We left Scheveningen in the Netherlands prior to dawn for the sail to Dunkerque, France. We started out motoring with the current, then began sailing on a nice reach in about 15 knots of wind as the sun came up. There was some chop in the seas and the wind went behind us. We tried our new reaching asymmetric spinnaker, the A3. Bill determined it was the wrong sail, too flat for the 140 true wind angle. Later, we tried the gennaker, which was a much better sail for the conditions. But the windspeed went down to below 10 knots and was too light if we wanted to make Dunkirk by nightfall – we had enough of getting into new marinas in the dark. We motor-sailed for a while and we tried the gennaker again when the wind built, but in hoist the sheet extension spectra line broke. We could have just tied a bowline, but we wanted to inspect the full line and decided to take it down. We did the rest of the trip alternating between motorsailing and sailing with main and jib.
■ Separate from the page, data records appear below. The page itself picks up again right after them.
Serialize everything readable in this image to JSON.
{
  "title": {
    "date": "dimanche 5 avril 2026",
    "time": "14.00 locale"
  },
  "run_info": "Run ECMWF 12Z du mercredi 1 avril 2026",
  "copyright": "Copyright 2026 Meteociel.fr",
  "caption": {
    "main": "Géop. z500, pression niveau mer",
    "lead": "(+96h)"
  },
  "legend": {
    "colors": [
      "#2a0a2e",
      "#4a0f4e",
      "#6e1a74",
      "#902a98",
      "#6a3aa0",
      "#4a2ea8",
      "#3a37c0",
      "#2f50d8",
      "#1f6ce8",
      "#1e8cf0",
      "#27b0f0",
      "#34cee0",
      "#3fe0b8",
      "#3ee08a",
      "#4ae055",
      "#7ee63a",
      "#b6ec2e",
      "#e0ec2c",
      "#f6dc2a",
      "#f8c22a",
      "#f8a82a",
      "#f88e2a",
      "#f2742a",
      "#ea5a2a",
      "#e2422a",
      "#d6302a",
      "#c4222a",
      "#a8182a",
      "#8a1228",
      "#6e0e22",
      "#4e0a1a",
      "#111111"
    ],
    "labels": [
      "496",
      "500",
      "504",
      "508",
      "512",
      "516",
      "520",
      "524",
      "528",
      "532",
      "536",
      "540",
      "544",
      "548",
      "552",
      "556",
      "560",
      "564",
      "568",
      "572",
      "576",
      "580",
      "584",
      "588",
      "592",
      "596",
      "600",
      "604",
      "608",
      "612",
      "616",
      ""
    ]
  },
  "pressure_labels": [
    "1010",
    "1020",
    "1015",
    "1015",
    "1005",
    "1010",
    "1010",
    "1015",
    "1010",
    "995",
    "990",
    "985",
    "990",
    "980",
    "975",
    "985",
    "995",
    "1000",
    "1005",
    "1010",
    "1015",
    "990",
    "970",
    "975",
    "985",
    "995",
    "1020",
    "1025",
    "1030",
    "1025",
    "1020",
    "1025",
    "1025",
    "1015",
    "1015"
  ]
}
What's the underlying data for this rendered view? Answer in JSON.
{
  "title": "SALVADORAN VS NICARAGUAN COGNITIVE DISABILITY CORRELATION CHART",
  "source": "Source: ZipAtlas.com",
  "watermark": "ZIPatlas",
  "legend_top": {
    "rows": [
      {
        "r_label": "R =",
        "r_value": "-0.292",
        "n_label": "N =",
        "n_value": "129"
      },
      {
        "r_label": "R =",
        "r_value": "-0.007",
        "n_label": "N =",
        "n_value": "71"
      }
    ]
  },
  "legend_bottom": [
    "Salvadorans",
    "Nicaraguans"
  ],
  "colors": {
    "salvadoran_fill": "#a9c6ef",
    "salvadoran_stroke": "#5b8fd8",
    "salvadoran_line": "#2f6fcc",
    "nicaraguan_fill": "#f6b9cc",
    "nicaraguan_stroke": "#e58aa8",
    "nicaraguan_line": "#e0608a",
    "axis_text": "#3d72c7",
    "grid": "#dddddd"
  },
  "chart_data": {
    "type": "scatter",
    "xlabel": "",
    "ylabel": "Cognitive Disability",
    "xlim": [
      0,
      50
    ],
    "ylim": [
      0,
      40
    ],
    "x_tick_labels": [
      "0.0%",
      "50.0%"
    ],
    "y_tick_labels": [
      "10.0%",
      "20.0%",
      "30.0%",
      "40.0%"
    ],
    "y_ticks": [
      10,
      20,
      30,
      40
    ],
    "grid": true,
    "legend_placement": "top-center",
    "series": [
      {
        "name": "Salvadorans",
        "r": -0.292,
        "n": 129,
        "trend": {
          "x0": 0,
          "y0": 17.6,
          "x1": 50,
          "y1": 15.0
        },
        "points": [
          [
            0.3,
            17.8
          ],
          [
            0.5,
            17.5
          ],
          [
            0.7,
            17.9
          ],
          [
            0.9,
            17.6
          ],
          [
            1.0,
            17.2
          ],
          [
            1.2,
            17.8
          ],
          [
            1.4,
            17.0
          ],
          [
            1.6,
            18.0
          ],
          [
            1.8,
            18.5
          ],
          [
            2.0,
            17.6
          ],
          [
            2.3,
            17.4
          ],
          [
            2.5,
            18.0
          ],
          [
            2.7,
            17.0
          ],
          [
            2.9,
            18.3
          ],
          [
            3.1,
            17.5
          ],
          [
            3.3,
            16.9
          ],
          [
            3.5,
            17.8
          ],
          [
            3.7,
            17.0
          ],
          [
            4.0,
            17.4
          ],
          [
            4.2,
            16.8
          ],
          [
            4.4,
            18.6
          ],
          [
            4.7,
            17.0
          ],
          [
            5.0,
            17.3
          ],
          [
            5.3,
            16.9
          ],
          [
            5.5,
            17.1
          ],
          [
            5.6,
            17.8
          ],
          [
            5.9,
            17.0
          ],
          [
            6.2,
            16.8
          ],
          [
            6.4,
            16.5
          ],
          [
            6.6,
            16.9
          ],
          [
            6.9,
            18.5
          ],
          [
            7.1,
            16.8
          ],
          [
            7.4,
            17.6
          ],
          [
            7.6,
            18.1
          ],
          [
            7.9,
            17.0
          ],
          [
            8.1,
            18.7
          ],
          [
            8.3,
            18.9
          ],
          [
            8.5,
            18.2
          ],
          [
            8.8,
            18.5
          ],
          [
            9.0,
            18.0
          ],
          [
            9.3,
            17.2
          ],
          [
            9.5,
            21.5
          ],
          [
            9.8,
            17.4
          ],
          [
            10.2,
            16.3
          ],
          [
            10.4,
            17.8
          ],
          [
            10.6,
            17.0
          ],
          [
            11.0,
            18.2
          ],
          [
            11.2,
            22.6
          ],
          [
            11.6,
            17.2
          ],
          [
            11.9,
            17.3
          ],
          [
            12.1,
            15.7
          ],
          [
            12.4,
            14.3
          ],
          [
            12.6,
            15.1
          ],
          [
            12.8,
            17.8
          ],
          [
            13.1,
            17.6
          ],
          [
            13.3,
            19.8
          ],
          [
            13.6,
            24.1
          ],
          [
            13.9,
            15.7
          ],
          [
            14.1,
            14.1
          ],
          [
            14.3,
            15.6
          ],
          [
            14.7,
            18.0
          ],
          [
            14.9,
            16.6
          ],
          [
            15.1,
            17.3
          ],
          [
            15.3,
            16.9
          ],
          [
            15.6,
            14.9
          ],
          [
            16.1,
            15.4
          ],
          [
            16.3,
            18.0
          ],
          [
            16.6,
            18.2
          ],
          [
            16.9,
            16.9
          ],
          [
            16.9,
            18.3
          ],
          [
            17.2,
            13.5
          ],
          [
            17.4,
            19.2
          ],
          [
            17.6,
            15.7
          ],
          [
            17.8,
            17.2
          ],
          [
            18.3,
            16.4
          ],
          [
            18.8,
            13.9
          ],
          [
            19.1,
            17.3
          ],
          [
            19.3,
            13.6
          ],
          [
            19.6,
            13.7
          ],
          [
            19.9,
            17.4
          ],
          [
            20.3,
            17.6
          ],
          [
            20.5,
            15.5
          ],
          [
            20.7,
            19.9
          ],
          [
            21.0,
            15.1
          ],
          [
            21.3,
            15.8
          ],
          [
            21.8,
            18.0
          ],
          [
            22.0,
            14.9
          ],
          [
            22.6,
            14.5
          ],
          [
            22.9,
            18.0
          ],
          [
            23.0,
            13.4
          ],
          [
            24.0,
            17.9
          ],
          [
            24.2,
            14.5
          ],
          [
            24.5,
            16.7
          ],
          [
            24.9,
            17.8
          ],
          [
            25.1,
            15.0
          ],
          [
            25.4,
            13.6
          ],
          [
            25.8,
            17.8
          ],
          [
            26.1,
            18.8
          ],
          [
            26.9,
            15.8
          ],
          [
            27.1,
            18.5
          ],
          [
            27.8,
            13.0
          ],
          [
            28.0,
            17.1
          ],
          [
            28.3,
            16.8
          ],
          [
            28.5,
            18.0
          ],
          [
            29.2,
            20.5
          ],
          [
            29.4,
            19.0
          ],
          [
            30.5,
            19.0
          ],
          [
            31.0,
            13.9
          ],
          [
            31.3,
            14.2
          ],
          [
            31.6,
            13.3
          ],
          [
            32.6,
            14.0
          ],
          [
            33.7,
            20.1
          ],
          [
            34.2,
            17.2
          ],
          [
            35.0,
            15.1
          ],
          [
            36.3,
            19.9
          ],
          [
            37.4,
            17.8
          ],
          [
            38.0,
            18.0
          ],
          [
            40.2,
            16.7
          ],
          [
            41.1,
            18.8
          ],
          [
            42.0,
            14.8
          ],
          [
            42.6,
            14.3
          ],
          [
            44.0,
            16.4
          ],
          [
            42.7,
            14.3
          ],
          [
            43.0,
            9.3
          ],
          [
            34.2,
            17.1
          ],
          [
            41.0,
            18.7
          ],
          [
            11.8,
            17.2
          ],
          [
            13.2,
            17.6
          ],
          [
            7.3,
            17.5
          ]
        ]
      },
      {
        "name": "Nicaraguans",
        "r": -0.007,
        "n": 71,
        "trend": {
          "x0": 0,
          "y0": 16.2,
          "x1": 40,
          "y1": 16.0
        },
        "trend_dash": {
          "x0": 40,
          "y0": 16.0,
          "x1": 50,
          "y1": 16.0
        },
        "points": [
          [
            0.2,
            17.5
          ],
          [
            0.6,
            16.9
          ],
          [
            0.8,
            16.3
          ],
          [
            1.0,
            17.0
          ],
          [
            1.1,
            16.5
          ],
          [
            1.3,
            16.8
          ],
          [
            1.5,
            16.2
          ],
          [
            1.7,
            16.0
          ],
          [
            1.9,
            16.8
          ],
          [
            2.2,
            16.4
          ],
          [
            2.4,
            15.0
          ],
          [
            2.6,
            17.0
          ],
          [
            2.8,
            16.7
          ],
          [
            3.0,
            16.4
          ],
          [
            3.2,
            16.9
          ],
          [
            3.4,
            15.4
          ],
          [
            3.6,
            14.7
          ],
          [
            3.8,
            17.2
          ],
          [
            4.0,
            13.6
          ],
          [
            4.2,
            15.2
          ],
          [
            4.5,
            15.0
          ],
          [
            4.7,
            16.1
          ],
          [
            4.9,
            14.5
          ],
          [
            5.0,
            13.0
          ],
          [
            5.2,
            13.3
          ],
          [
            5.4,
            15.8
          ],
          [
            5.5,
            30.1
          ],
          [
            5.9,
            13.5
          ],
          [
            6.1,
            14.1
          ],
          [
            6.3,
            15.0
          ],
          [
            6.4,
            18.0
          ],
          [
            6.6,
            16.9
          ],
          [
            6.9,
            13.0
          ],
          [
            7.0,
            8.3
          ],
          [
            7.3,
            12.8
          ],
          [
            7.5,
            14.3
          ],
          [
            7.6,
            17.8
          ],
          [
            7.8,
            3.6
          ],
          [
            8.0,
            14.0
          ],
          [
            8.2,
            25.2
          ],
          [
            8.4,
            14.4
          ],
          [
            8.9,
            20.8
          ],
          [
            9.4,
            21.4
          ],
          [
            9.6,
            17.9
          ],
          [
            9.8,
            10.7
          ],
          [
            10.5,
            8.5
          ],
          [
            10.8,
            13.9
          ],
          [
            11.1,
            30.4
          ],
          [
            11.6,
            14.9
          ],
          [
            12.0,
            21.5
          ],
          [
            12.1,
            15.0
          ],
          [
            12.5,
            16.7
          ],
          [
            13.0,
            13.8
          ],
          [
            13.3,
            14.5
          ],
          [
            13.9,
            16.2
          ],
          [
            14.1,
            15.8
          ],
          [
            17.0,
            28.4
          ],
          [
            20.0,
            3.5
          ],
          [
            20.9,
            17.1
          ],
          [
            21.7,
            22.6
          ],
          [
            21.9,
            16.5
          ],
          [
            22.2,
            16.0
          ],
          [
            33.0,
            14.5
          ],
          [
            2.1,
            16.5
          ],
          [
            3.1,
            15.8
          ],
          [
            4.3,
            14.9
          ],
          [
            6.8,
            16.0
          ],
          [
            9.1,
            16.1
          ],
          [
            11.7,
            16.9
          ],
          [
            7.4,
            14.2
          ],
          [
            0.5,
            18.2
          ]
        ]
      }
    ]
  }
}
On our way to Dunkirk strumming the Ukulele

The entrance to Dunkerque is through a west or a east channel as it is surrounded by shallows. One section was questionably shallow on our chart, so we went sails down and slow – added drama but it was fine. The arrival in the evening to the marina was fairly straightforward.

In the harbor at Dunkirk at night

Dunkerque sits on the French side of the Straits of Dover across the English Channel. It is a very tidal region. We explored the WWII museum documenting Operation Dynamo in 1940. Pretty amazing story of hundreds of thousands of British and French troops being surrounded and evacuating from the beaches of Dunkerque. Several of the stories included loading the soldiers on one boat for departure, then the boat being sunk by German subs or aircraft, then the soldiers being loaded onto another boat, which was also attacked.

WW2 museum
Bike soldiers display
Layout of Operation Dynamo

The part of the story that really struck us was that the British asked private recreational boaters to go to Dunkirk and help evacuate soldiers in the midst of what must have been total chaos. The drafting of civilian ships shows the desperation of the time. Many hundreds of private boats participated. We envisioned Verbena being called to action to rescue soldiers. Ben thought we would go but would have a hard time getting across the shallows with our 3 meter draft, which is a good point. I also think our sails would be a pretty large target for enemy aircraft. But nonetheless we felt the “spirit of Dunkirk” and would give it a go!

Vera and Ben at monument on the beach

The beach is now a board walk and has many restaurants. Because it is so tidal, mussels (“moules and frites”) were the dish of Dunkerque, which Bill and I enjoyed on the beach.